In the surgery group with 92 patients with definite follow-up, univariate analysis showed that comorbidity (p = 0.015), surgical procedure (video-assisted thoracic surgery or not, p = 0.014), radical resection (p = 0.000), pathological grade (p = 0.014) and positive ACTH-immunohistochemistry (p = 0.010) exerted significant differences in OS, and neoadjuvant therapy (p = 0.054) and VPD (p = 0.072) had a potential influence on OS. (Fig. 5). Although lymph node metastasis showed a significant difference (p = 0.009) in OS, LND had no significant influence (p = 0.204) on OS among patients who underwent surgery (not shown in Fig. 5).

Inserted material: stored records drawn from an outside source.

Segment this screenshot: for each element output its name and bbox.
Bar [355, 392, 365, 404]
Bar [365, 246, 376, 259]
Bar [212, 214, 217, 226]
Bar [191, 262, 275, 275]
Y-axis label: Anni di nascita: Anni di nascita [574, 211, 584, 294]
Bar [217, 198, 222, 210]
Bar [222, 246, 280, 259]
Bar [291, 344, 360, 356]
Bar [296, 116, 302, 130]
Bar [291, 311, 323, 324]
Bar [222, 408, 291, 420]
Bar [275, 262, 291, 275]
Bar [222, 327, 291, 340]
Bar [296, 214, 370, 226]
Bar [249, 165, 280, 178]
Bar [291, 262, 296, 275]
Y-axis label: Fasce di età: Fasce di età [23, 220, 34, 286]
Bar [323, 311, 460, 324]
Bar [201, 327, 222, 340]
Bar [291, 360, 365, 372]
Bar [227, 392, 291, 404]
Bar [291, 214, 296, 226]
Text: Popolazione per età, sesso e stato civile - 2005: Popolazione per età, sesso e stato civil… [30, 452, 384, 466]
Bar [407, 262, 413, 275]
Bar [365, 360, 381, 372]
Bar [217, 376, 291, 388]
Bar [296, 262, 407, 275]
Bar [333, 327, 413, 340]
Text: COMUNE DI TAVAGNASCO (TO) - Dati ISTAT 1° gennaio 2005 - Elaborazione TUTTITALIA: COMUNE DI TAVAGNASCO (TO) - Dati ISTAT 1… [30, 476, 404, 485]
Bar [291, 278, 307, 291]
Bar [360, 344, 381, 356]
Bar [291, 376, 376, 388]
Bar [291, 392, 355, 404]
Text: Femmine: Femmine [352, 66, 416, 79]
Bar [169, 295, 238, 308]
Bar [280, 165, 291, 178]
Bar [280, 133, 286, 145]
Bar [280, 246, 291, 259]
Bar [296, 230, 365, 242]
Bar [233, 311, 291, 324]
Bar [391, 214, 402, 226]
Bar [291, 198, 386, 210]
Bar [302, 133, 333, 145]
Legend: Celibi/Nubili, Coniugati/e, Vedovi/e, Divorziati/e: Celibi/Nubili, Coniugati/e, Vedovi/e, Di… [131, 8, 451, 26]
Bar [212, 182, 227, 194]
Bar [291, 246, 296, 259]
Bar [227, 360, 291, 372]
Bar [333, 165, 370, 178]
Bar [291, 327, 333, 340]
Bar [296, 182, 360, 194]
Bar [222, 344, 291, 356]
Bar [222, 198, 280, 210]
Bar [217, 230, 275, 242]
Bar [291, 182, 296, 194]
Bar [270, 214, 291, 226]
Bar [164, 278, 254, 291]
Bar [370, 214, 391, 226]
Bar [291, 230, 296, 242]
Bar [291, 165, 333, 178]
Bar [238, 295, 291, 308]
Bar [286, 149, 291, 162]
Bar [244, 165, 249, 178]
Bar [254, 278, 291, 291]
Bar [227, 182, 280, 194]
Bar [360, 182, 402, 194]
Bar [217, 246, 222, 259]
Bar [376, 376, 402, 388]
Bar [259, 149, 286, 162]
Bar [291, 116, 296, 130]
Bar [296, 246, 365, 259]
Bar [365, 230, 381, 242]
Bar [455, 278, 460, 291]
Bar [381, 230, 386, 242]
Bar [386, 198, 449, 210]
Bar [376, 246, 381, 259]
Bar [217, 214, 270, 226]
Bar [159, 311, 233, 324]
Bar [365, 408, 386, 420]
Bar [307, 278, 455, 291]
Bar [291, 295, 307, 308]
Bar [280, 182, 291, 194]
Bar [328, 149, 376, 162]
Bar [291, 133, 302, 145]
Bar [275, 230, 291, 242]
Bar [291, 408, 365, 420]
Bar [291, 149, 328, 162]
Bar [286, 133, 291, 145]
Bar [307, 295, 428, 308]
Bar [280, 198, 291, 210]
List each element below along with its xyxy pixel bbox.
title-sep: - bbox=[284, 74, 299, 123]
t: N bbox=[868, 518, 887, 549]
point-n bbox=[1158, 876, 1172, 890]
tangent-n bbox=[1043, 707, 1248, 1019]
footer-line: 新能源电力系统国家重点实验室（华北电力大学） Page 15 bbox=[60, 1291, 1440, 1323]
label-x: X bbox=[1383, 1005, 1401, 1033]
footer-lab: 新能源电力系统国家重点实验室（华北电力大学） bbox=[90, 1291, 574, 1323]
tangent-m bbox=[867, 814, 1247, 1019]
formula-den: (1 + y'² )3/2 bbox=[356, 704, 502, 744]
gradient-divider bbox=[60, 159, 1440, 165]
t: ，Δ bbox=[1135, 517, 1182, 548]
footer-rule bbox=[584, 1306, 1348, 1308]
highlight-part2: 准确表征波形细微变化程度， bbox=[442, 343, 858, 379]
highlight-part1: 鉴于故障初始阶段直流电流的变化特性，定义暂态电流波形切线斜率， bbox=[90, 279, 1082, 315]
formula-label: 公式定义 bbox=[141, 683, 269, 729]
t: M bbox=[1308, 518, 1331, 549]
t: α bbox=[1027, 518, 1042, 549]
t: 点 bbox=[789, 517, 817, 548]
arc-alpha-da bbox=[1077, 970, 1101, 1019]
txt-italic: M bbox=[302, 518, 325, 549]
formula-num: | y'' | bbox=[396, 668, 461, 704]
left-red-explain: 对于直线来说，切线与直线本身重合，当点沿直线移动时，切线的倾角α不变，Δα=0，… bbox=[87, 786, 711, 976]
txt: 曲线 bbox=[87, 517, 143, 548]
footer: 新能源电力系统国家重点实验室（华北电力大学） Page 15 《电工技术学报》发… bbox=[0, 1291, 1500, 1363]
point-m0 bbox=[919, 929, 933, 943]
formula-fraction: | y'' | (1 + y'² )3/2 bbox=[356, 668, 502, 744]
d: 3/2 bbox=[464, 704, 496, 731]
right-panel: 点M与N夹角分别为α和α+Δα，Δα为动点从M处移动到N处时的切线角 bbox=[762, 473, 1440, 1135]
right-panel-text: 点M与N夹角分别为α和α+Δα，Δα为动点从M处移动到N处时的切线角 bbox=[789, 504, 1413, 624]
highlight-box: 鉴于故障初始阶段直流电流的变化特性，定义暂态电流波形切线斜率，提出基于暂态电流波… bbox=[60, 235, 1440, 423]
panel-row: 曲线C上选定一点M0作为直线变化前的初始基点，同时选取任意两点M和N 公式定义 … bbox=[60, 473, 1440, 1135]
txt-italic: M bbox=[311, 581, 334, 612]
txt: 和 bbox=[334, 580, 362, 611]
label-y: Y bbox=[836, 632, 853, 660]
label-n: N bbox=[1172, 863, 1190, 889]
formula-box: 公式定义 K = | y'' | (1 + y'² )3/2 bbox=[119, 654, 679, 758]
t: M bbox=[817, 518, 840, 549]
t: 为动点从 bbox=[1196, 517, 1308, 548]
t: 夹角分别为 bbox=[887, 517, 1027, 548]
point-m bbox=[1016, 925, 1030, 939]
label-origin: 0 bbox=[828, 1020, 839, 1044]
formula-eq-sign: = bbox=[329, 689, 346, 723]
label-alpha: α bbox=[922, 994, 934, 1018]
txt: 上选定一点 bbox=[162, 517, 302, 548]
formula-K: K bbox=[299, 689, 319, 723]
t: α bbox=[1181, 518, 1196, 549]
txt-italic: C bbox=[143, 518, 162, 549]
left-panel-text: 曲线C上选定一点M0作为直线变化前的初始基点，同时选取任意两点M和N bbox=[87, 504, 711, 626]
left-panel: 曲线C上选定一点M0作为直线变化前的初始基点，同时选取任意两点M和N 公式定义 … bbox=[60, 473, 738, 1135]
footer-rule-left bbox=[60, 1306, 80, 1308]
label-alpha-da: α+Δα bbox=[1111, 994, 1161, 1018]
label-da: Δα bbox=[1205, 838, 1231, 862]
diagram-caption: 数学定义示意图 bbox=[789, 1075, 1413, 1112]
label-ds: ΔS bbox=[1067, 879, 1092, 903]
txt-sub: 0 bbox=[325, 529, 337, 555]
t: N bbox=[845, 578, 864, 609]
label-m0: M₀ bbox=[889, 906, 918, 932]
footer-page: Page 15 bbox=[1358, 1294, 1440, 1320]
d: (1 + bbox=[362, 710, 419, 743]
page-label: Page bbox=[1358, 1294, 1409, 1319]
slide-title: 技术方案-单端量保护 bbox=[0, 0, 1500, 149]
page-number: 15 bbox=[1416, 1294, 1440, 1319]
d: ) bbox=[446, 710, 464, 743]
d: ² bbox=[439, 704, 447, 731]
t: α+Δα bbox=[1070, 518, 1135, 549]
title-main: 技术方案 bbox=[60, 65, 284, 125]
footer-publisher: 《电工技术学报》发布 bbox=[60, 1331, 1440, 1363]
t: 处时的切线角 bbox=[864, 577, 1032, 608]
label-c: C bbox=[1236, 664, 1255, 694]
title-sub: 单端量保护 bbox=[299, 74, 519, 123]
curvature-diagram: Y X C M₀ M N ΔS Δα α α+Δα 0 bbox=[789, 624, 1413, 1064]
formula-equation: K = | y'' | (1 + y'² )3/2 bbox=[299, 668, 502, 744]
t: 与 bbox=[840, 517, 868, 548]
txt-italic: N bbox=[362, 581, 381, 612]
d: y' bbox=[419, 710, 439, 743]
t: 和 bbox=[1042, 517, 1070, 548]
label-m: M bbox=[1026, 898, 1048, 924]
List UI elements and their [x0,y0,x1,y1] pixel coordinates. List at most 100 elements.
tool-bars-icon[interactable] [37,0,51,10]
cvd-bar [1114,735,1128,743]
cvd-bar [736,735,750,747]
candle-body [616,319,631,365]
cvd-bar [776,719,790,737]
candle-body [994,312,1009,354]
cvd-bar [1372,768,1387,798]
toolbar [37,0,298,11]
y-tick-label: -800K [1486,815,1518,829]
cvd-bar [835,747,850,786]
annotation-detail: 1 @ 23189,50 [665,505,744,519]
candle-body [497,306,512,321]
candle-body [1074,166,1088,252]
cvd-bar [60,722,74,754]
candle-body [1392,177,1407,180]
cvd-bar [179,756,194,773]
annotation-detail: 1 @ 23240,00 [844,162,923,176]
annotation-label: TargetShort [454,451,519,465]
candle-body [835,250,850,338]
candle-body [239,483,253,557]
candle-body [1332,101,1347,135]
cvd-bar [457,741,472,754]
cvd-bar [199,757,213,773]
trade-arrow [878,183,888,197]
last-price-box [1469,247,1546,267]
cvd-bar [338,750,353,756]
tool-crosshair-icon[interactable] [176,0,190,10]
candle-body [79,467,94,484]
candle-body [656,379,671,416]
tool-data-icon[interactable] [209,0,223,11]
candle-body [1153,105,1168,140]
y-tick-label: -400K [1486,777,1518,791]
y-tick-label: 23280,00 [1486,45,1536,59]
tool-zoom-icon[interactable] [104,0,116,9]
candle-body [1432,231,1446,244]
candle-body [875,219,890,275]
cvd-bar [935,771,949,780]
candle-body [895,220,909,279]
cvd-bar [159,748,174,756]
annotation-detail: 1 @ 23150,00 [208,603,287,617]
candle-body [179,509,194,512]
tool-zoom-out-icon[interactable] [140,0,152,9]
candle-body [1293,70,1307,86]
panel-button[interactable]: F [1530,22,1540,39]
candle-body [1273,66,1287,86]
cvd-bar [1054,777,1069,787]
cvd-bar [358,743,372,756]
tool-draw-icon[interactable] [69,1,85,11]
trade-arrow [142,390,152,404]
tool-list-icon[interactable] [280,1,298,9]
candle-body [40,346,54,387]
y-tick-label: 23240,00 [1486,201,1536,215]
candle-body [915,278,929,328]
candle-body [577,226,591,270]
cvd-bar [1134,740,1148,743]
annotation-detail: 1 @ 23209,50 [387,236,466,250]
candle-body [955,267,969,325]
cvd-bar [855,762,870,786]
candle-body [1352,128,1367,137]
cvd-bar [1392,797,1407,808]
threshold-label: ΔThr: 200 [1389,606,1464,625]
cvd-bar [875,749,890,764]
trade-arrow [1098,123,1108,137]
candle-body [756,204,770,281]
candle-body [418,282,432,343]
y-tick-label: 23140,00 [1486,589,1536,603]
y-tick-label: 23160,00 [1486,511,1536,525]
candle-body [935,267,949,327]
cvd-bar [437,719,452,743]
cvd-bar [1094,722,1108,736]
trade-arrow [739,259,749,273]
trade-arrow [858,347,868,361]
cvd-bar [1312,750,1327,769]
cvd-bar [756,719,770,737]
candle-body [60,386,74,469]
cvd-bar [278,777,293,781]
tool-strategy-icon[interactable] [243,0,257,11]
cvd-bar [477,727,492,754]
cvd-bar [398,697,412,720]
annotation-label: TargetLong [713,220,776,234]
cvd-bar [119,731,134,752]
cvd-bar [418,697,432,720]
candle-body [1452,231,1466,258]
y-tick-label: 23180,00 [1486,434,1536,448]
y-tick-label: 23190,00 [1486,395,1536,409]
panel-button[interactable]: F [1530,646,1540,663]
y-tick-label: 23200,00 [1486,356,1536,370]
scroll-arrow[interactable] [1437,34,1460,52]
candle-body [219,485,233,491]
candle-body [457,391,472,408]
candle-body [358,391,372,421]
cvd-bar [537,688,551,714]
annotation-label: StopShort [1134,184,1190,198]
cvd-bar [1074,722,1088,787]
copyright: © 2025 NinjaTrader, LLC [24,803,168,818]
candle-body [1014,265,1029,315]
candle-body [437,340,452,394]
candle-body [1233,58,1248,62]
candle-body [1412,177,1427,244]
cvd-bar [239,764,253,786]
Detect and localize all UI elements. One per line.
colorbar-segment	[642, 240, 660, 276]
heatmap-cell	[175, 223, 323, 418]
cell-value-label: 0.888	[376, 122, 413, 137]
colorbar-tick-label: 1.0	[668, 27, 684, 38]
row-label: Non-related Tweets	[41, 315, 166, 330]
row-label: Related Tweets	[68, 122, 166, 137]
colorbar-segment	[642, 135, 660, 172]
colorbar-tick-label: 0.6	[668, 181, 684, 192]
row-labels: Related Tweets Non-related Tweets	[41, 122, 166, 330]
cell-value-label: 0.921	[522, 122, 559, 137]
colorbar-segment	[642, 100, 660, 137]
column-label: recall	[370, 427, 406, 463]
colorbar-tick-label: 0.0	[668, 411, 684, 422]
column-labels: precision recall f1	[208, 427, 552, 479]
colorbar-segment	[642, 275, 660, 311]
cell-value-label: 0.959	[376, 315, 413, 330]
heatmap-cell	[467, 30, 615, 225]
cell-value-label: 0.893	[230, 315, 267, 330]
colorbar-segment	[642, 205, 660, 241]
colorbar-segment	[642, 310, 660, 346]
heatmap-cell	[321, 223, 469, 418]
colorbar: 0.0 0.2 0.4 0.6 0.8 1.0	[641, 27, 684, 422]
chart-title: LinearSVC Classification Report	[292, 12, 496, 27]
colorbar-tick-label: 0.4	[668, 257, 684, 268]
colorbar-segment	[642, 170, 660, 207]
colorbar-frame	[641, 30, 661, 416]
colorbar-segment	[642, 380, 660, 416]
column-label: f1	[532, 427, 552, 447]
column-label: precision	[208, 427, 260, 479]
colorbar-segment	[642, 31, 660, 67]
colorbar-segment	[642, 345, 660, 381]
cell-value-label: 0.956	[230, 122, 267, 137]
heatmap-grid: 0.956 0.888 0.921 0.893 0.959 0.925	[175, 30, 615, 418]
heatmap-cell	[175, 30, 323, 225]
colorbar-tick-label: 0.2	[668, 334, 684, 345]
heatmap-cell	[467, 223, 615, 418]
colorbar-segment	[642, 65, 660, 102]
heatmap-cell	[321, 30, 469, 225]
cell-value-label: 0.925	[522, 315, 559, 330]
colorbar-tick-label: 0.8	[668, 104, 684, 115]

Multivariate Cox regression analysis of 92 TNET patients treated by surgery exhibited significant OS differences in years at diagnosis (HR 0.563, 95% CI 0.367–0.866, p = 0.009), neoadjuvant therapy (HR 0.248, 95% CI 0.071–0.872, p = 0.030), radical resection (HR 3.674, 95% CI 1.685–8.008, p = 0.001), pathological grade (HR 2.082, 95% CI 1.098–3.947, p = 0.025) and Masaoka–Koga stage (HR 2.445, 95% CI 1.607–3.719, p = 0.000) (Table 3). Regarding the years at diagnosis, Masaoka–Koga stage (p = 0.038), radical resection (p = 0.000) and tumor size (p = 0.053) showed differences among the three different eras.
Patients with Masaoka–Koga stage III/IV could benefit from radical resection (p = 0.002). Neoadjuvant therapy (p = 0.150) and VPD (p = 0.595) did not show significant differences in OS. Patients without EAS seemed to have a potentially superior OS (p = 0.077) (Fig. 6).